Deathiversary
I started writing a book about my middle brother in July of 2020. The idea had been steeping for a while, then a friend was killed in an ATV accident. And one of my favorite people on the planet lost her seemingly healthy middle-aged husband to a heart attack. Finally, a woman I’d known since high school, whom I admired and even loved, also died- all in that month.
I’d always wanted to be a writer, as I’d always wanted to be a teacher. Except I’d never done anything about it other than settle my brain by writing poetry. Poems worked because pulling words out and organizing them brought order to a chaotic mind and required little commitment. I could open a note on my phone and gradually construct a poem while also moving through a typical day.
But there was a nagging, a persistent longing, that became especially troublesome when stuck at home- because it was July of 2020, after all. So I started writing for real. The following is the prologue of the book I’ve been working on since then. It might turn into something real, or it might not. But it needed to be written regardless.
Deathiversary
On the twenty-fourth anniversary of my brother’s accident, I searched his name on Google. I don’t know what I thought I would find. He died in December of 1995 when the internet we know today was still cutting its teeth. I was in college then, and we wrote entire research papers with only print sources from the campus library. I try to explain this to my students now, and they can’t even imagine.
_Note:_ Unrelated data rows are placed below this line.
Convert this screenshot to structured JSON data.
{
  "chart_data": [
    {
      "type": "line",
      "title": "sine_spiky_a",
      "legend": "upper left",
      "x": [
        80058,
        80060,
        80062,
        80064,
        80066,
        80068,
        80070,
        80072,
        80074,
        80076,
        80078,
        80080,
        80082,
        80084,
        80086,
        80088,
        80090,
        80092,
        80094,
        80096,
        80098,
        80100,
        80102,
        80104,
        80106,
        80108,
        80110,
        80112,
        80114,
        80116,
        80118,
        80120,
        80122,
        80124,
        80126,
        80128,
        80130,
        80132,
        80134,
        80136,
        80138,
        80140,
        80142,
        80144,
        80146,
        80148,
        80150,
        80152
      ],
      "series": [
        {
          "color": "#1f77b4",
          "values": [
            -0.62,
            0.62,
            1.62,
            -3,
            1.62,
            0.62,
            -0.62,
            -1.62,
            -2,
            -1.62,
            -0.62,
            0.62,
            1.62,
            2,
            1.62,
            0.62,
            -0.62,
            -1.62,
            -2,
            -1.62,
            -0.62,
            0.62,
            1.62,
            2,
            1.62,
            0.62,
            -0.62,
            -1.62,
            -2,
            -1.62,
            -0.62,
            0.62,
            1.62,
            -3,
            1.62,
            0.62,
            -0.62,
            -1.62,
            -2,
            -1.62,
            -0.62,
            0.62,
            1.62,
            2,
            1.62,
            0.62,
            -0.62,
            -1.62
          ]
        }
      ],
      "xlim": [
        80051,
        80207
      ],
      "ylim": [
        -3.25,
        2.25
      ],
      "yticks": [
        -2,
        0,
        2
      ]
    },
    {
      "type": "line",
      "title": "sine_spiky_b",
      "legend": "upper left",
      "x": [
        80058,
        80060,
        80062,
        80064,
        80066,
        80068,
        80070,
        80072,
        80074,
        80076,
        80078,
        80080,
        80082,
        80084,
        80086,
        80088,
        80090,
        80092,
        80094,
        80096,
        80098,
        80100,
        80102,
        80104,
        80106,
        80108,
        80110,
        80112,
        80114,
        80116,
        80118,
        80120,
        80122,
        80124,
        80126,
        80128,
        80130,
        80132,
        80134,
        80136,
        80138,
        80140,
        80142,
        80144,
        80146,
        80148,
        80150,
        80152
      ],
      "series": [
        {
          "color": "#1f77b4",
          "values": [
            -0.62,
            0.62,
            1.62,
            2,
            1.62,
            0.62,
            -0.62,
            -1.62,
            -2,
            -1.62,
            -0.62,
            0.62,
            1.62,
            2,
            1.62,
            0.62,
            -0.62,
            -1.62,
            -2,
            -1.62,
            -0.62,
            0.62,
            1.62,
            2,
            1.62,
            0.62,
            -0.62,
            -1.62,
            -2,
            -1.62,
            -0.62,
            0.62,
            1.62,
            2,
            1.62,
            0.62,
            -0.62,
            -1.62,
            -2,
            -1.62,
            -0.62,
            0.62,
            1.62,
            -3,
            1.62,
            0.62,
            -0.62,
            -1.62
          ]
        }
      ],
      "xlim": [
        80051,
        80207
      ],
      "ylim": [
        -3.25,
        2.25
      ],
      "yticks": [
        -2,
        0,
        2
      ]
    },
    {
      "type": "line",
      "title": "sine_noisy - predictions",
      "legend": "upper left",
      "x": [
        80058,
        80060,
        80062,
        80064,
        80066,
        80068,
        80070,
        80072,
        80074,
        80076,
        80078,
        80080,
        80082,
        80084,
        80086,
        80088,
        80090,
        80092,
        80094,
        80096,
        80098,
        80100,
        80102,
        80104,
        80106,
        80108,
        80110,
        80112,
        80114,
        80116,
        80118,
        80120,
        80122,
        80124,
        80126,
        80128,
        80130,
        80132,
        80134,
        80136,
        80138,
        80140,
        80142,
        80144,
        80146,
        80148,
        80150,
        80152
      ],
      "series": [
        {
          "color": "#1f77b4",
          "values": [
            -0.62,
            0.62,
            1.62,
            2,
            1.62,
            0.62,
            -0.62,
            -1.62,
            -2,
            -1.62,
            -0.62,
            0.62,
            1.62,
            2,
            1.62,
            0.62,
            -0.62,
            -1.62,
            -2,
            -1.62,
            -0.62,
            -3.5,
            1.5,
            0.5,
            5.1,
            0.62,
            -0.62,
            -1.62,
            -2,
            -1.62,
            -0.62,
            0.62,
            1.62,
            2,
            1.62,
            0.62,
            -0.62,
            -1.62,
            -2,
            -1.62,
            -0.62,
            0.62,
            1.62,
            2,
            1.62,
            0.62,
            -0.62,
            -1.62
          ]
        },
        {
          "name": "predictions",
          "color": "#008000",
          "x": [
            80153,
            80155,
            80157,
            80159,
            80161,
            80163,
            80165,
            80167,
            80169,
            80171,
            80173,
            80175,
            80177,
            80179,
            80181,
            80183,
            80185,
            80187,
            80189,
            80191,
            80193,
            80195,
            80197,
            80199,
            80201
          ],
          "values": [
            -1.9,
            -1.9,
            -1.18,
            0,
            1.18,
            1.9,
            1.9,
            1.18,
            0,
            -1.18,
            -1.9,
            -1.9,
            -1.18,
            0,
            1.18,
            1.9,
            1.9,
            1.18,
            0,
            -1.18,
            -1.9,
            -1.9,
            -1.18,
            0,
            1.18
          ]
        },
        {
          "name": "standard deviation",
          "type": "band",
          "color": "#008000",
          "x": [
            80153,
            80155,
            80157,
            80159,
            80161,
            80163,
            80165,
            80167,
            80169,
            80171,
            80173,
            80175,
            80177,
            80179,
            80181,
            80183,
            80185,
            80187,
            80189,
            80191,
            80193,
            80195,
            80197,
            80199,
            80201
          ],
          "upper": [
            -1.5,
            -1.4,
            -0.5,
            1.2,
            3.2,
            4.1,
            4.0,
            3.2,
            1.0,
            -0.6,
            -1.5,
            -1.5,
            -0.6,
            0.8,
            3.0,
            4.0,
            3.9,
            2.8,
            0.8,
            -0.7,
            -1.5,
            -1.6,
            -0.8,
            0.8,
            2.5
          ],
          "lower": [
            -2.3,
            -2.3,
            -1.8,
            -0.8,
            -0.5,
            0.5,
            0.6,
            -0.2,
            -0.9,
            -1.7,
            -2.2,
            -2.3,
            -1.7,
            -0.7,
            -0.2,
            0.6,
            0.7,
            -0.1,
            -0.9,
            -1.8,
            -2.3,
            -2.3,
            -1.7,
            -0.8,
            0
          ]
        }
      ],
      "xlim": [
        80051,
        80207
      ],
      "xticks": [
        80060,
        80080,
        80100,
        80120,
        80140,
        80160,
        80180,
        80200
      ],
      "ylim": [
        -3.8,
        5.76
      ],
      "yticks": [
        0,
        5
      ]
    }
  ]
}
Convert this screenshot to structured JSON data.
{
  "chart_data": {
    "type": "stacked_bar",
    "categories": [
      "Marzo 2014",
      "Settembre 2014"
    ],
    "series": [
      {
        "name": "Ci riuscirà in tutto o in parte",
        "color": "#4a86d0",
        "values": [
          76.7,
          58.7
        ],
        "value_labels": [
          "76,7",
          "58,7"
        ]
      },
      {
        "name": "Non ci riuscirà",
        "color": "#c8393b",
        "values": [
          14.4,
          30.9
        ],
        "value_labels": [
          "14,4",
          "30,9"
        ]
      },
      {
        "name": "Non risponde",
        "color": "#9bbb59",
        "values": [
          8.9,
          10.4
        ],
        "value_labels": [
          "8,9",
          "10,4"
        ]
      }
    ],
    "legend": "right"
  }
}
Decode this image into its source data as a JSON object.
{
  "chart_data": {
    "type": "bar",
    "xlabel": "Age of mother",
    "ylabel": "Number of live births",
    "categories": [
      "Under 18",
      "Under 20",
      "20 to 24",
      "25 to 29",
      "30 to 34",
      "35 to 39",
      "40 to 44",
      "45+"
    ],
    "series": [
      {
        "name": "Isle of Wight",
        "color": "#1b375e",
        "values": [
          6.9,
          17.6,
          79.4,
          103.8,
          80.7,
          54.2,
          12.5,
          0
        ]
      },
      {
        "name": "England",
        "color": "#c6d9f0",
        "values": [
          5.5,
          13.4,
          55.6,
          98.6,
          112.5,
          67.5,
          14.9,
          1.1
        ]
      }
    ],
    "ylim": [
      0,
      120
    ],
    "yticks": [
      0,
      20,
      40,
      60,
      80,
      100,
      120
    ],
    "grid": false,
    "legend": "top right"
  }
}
I typed “Joshua William LeBlanc” into the search bar and found a man in New Brunswick with the same name. There were a few other random name matches, but nothing about my brother. It was like he’d never existed. I closed the tab, opened a new one, and tried again because he had to be mentioned somewhere. Still nothing. I shut my laptop and sat at the end of the bed, legs crossed, for several minutes. Then I pulled his black LA Kings sweatshirt out of its hiding place, put it on, wrapped my arms around myself, and tried to summon him. He felt so far away.
I was twenty-two when Josh died. He was twenty-one, and our little brother, Ben, was seventeen. Twenty-two years on the planet, and the worst loss I’d ever experienced was when my dog, Sid, went missing and turned up dead in a ditch after getting hit by a car on a highway a few miles from our farm. I hadn’t even lost a grandparent yet. But there wasn’t anything that could have prepared me for the acute pain when I was told that my brother had been killed in a snowmobile accident. I heard the words, the air left my lungs, and then came the physical pain.
When I’d heard references to “the pain of grief” in the years leading up to losing Josh, I assumed it was figurative. Now, if I let myself go back to those first few hours, days, and weeks, the memory is mostly of pain. Literal pain. It felt so real that sometimes an “ow” would escape under my breath. It turns out that emotional pain registers in the same part of the brain as physical pain, explaining this phenomenon. I’d thought it was my imagination.
Although it’s important, even essential, to make time to process feelings, I don’t allow myself to visit that long-ago place very often anymore. It used to be that I couldn’t help it. Now, I let my mind go there on his birthday and the anniversary of his death, but that’s about it. Because when I do, it’s like no time has passed, like he just left us. That same pain is as real now as it was then and feels like it could suck the life right out of me.